While it is infeasible to address all existing works on graph anomaly detection, we introduce two approaches below, each of which combines the existing deep learning and anomaly detection techniques respectively.

Deep anomaly detection on attributed networks (DOMINANT) [9] uses Graph Convolutional Network(GCN) as the encoder while discovering node representations from a given attributed graph. Decoders in DOMINANT were designed in the sense of reconstructing the original graph structure and nodal attributes.

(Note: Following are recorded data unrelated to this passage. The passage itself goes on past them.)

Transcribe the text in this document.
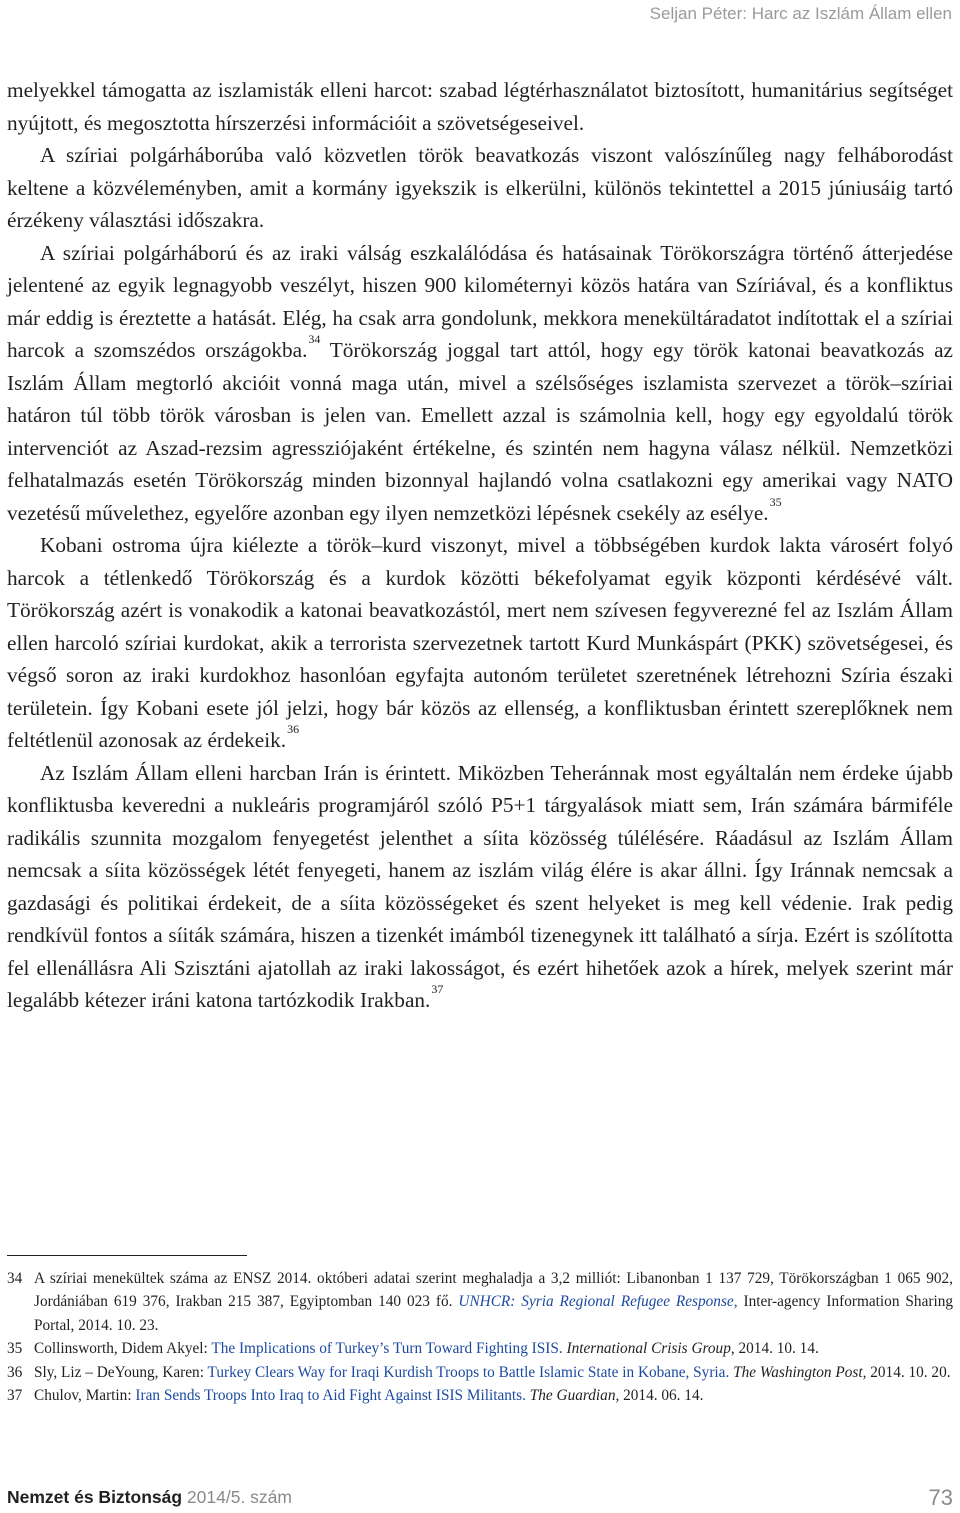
Seljan Péter: Harc az Iszlám Állam ellen

melyekkel támogatta az iszlamisták elleni harcot: szabad légtérhasználatot biztosított, humanitárius segítséget nyújtott, és megosztotta hírszerzési információit a szövetségeseivel.

A szíriai polgárháborúba való közvetlen török beavatkozás viszont valószínűleg nagy felháborodást keltene a közvéleményben, amit a kormány igyekszik is elkerülni, különös tekintettel a 2015 júniusáig tartó érzékeny választási időszakra.

A szíriai polgárháború és az iraki válság eszkalálódása és hatásainak Törökországra történő átterjedése jelentené az egyik legnagyobb veszélyt, hiszen 900 kilométernyi közös határa van Szíriával, és a konfliktus már eddig is éreztette a hatását. Elég, ha csak arra gondolunk, mekkora menekültáradatot indítottak el a szíriai harcok a szomszédos országokba.$^{34}$ Törökország joggal tart attól, hogy egy török katonai beavatkozás az Iszlám Állam megtorló akcióit vonná maga után, mivel a szélsőséges iszlamista szervezet a török–szíriai határon túl több török városban is jelen van. Emellett azzal is számolnia kell, hogy egy egyoldalú török intervenciót az Aszad-rezsim agressziójaként értékelne, és szintén nem hagyna válasz nélkül. Nemzetközi felhatalmazás esetén Törökország minden bizonnyal hajlandó volna csatlakozni egy amerikai vagy NATO vezetésű művelethez, egyelőre azonban egy ilyen nemzetközi lépésnek csekély az esélye.$^{35}$

Kobani ostroma újra kiélezte a török–kurd viszonyt, mivel a többségében kurdok lakta városért folyó harcok a tétlenkedő Törökország és a kurdok közötti békefolyamat egyik központi kérdésévé vált. Törökország azért is vonakodik a katonai beavatkozástól, mert nem szívesen fegyverezné fel az Iszlám Állam ellen harcoló szíriai kurdokat, akik a terrorista szervezetnek tartott Kurd Munkáspárt (PKK) szövetségesei, és végső soron az iraki kurdokhoz hasonlóan egyfajta autonóm területet szeretnének létrehozni Szíria északi területein. Így Kobani esete jól jelzi, hogy bár közös az ellenség, a konfliktusban érintett szereplőknek nem feltétlenül azonosak az érdekeik.$^{36}$

Az Iszlám Állam elleni harcban Irán is érintett. Miközben Teheránnak most egyáltalán nem érdeke újabb konfliktusba keveredni a nukleáris programjáról szóló P5+1 tárgyalások miatt sem, Irán számára bármiféle radikális szunnita mozgalom fenyegetést jelenthet a síita közösség túlélésére. Ráadásul az Iszlám Állam nemcsak a síita közösségek létét fenyegeti, hanem az iszlám világ élére is akar állni. Így Iránnak nemcsak a gazdasági és politikai érdekeit, de a síita közösségeket és szent helyeket is meg kell védenie. Irak pedig rendkívül fontos a síiták számára, hiszen a tizenkét imámból tizenegynek itt található a sírja. Ezért is szólította fel ellenállásra Ali Szisztáni ajatollah az iraki lakosságot, és ezért hihetőek azok a hírek, melyek szerint már legalább kétezer iráni katona tartózkodik Irakban.$^{37}$

34 A szíriai menekültek száma az ENSZ 2014. októberi adatai szerint meghaladja a 3,2 milliót: Libanonban 1 137 729, Törökországban 1 065 902, Jordániában 619 376, Irakban 215 387, Egyiptomban 140 023 fő. UNHCR: Syria Regional Refugee Response, Inter-agency Information Sharing Portal, 2014. 10. 23.
35 Collinsworth, Didem Akyel: The Implications of Turkey’s Turn Toward Fighting ISIS. International Crisis Group, 2014. 10. 14.
36 Sly, Liz – DeYoung, Karen: Turkey Clears Way for Iraqi Kurdish Troops to Battle Islamic State in Kobane, Syria. The Washington Post, 2014. 10. 20.
37 Chulov, Martin: Iran Sends Troops Into Iraq to Aid Fight Against ISIS Militants. The Guardian, 2014. 06. 14.
Nemzet és Biztonság 2014/5. szám	73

One-class graph neural network (OCGNN) [10] combines the representation capability of GNNs with a hypersphere learning objective function, which enables us to learn a hypersphere boundary and detect points that are outside the boundary as anomalous nodes.

3. Methodology

This part introduces our graph anomaly detection framework on Ethereum network, and it consists of two parts: In the first section, we discuss how our graph data is sampled and constructed from large cryptocurrency transaction network, and why this is a crucial step. Next, we introduce the basics of GNN and the architectures that we used in our experiments.

3.1. Graph Data Construction

Choosing the right representation of training data carries as much significance as choosing the right GNN architecture. Much like other financial transactions, Ethereum transaction can be represented as a directed multigraph, where each transaction participant(in our setting, a distinct wallet address) corresponds to a node, and each transaction corresponds to an edge. For example, between two parties, there can be a multiple transactions of different values in two different directions.


Figure 2. Financial Transaction as a Graph These two graphs show different ways of representing the same transaction graph.On the left, each trading party(”wallet”) becomes a node and each transaction becomes an edge. On the right, both trading party and transaction become nodes of different types, and edges are generated to connect them.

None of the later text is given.